The court’s denial, issued without comment, sends the lawsuit back to state court for further proceedings against the hospital and avoids, for now, the issue of when claims of religious freedom can trump anti-discrimination laws.
Justices Clarence Thomas, Samuel Alito, and Neil Gorsuch said the court should have taken the case.
The dispute arose when Evan Minton arranged with Mercy San Juan Medical Center in Sacramento to schedule a hysterectomy, which he considered a medically necessary step in his transition. After a nurse called to discuss the surgery and Minton mentioned that he’s transgender, the hospital canceled the appointment.
Minton was able to schedule the operation three days later at a non-Catholic hospital. But he sued Mercy, claiming that it violated a state law guaranteeing full and equal access to public accommodations, regardless of sex, gender, gender identity, or gender expression.
The hospital said it does not discriminate against transgender patients but does refuse to perform certain procedures, including abortion or sterilization, that would violate the Roman Catholic faith. Without the Supreme Court’s intervention, lawyers for the hospital said, the state law “provides no protection whatsoever to religious health care providers that are compelled to allow procedures that violate their faith.”

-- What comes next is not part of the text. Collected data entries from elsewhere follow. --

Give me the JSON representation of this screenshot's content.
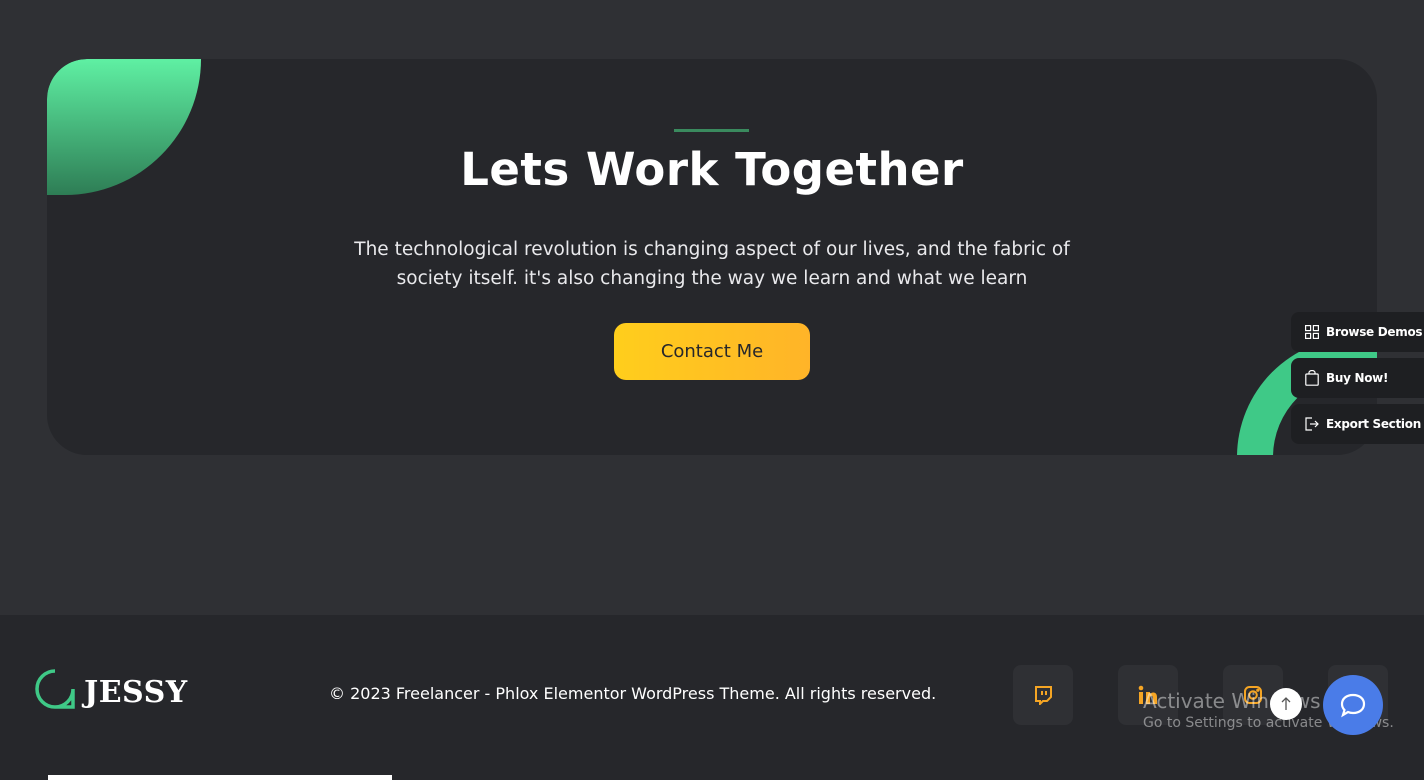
{
  "cta": {
    "title": "Lets Work Together",
    "line1": "The technological revolution is changing aspect of our lives, and the fabric of",
    "line2": "society itself. it's also changing the way we learn and what we learn",
    "button_label": "Contact Me"
  },
  "side_panel": {
    "browse_demos": "Browse Demos",
    "buy_now": "Buy Now!",
    "export_section": "Export Section"
  },
  "footer": {
    "logo_text": "JESSY",
    "copyright": "© 2023 Freelancer - Phlox Elementor WordPress Theme. All rights reserved.",
    "social_icons": [
      "twitch-icon",
      "linkedin-icon",
      "instagram-icon"
    ]
  },
  "watermark": {
    "title": "Activate Windows",
    "subtitle": "Go to Settings to activate Windows."
  },
  "colors": {
    "background": "#2f3034",
    "card": "#26272b",
    "accent_green": "#3fc987",
    "button_yellow": "#ffc21f",
    "icon_orange": "#f5a524",
    "chat_blue": "#4a7ce8"
  }
}
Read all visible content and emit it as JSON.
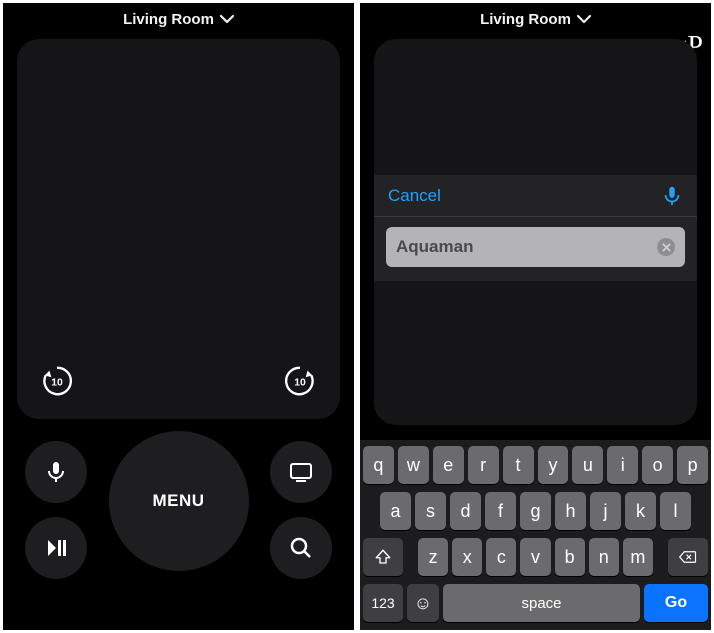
{
  "watermark": "gP",
  "left": {
    "device_label": "Living Room",
    "skip_back_seconds": "10",
    "skip_fwd_seconds": "10",
    "menu_label": "MENU"
  },
  "right": {
    "device_label": "Living Room",
    "cancel_label": "Cancel",
    "search_value": "Aquaman"
  },
  "keyboard": {
    "row1": [
      "q",
      "w",
      "e",
      "r",
      "t",
      "y",
      "u",
      "i",
      "o",
      "p"
    ],
    "row2": [
      "a",
      "s",
      "d",
      "f",
      "g",
      "h",
      "j",
      "k",
      "l"
    ],
    "row3": [
      "z",
      "x",
      "c",
      "v",
      "b",
      "n",
      "m"
    ],
    "numkey": "123",
    "space": "space",
    "go": "Go"
  }
}
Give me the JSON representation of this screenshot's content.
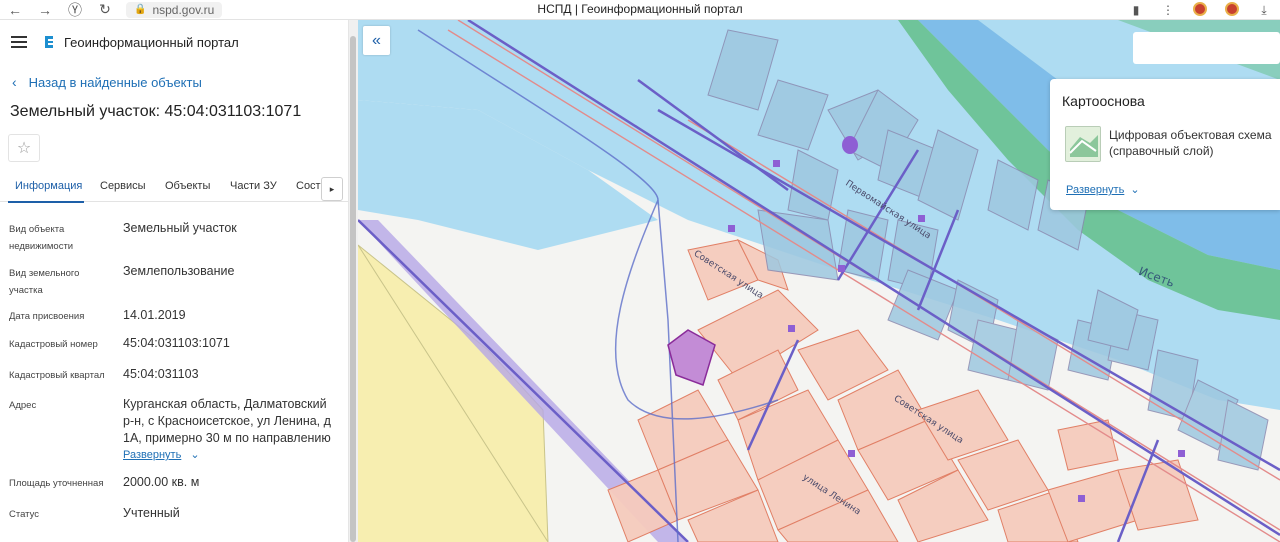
{
  "browser": {
    "url": "nspd.gov.ru",
    "title": "НСПД | Геоинформационный портал"
  },
  "app": {
    "title": "Геоинформационный портал",
    "back_label": "Назад в найденные объекты",
    "object_title": "Земельный участок: 45:04:031103:1071"
  },
  "tabs": [
    "Информация",
    "Сервисы",
    "Объекты",
    "Части ЗУ",
    "Соста"
  ],
  "fields": [
    {
      "label": "Вид объекта недвижимости",
      "value": "Земельный участок"
    },
    {
      "label": "Вид земельного участка",
      "value": "Землепользование"
    },
    {
      "label": "Дата присвоения",
      "value": "14.01.2019"
    },
    {
      "label": "Кадастровый номер",
      "value": "45:04:031103:1071"
    },
    {
      "label": "Кадастровый квартал",
      "value": "45:04:031103"
    },
    {
      "label": "Адрес",
      "value": "Курганская область, Далматовский р-н, с Красноисетское, ул Ленина, д 1А, примерно 30 м по направлению",
      "expand": "Развернуть"
    },
    {
      "label": "Площадь уточненная",
      "value": "2000.00 кв. м"
    },
    {
      "label": "Статус",
      "value": "Учтенный"
    }
  ],
  "map": {
    "basemap_title": "Картооснова",
    "layer_name": "Цифровая объектовая схема (справочный слой)",
    "expand_label": "Развернуть",
    "labels": {
      "river": "Исеть",
      "street1": "Советская улица",
      "street2": "Советская улица",
      "street3": "Первомайская улица",
      "street4": "улица Ленина"
    },
    "colors": {
      "water": "#a8d8f0",
      "river": "#7fb8ea",
      "green": "#5fb88d",
      "parcel_fill": "#f6cbbd",
      "parcel_stroke": "#e07a5f",
      "selected": "#c38cd6",
      "road": "#6b5fc7",
      "yellow": "#f7eeb0"
    }
  }
}
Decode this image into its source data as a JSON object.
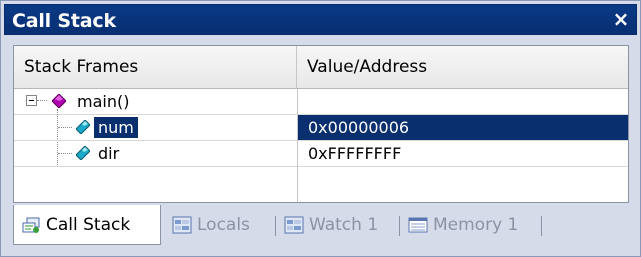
{
  "window": {
    "title": "Call Stack",
    "close_label": "×"
  },
  "columns": {
    "frames": "Stack Frames",
    "value": "Value/Address"
  },
  "rows": [
    {
      "name": "main()",
      "value": ""
    },
    {
      "name": "num",
      "value": "0x00000006"
    },
    {
      "name": "dir",
      "value": "0xFFFFFFFF"
    }
  ],
  "tabs": [
    {
      "label": "Call Stack",
      "icon": "call-stack-icon",
      "active": true
    },
    {
      "label": "Locals",
      "icon": "locals-icon",
      "active": false
    },
    {
      "label": "Watch 1",
      "icon": "watch-icon",
      "active": false
    },
    {
      "label": "Memory 1",
      "icon": "memory-icon",
      "active": false
    }
  ],
  "colors": {
    "title_bg": "#0a3a86",
    "selection_bg": "#0a2f6e",
    "function_icon": "#b000b0",
    "variable_icon": "#1aa8c8"
  }
}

But Minton, represented by the ACLU, told the Supreme Court that the hospital routinely performed hysterectomies and that it canceled his appointment only after learning he was transgender.
“When I heard the news I remember being so devastated that I collapsed to the ground. I felt distraught and helpless that the hospital was refusing to treat me simply because of who I am,” he told a congressional hearing last year.

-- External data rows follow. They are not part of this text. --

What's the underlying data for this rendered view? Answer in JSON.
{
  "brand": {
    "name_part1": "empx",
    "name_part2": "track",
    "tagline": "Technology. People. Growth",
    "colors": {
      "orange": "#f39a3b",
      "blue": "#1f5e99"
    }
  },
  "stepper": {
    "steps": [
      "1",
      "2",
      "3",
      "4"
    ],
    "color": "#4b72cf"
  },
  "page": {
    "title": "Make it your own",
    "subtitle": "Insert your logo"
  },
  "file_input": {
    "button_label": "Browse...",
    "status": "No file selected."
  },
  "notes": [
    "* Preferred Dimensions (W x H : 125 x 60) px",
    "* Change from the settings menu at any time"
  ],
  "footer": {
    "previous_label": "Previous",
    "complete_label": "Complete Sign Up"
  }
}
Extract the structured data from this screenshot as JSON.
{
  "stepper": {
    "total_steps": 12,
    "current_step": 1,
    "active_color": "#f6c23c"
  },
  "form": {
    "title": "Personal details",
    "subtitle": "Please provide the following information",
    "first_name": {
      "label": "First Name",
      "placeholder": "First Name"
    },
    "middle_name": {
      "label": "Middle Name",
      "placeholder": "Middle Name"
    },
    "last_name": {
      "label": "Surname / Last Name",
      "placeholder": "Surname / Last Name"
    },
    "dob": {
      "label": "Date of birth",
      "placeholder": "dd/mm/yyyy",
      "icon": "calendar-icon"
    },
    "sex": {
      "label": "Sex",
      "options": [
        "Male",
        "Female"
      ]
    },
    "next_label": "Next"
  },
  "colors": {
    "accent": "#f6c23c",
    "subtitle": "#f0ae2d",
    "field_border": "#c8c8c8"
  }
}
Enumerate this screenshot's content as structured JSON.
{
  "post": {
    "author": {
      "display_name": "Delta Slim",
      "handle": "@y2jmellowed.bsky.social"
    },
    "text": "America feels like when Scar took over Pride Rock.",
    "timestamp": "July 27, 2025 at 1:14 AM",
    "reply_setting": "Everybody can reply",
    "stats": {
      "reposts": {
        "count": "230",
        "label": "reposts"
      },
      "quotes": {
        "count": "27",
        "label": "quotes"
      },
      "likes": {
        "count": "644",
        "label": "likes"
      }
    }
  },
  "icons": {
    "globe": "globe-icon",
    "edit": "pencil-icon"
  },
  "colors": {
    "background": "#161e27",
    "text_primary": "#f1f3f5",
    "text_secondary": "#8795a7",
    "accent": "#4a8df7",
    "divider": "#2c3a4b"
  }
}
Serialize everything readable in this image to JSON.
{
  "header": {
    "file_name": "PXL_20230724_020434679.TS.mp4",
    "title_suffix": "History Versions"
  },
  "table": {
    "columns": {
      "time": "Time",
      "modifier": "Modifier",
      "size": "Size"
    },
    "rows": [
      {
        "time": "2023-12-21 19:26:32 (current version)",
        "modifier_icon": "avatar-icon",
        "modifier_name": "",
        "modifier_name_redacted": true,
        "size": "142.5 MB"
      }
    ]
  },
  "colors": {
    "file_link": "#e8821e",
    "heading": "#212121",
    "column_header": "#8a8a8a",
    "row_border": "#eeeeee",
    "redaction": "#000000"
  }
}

The Affordable Care Act, better known as Obamacare, forbids hospitals and medical clinics to discriminate on the basis of sex. The Trump administration said that provision did not apply to LGBTQ patients.
But in May, the Biden administration announced that it will interpret the law as banning LGBTQ discrimination by medical facilities that receive federal funds. The Department of Health and Human Services urged patients who are denied care to file complaints.
The federal courts have yet to work out what the law’s nondiscrimination provision means for hospitals run by religious organizations.
Evan Minton’s lawsuit, which now goes back to the California courts, is based on state law claims, not Obamacare.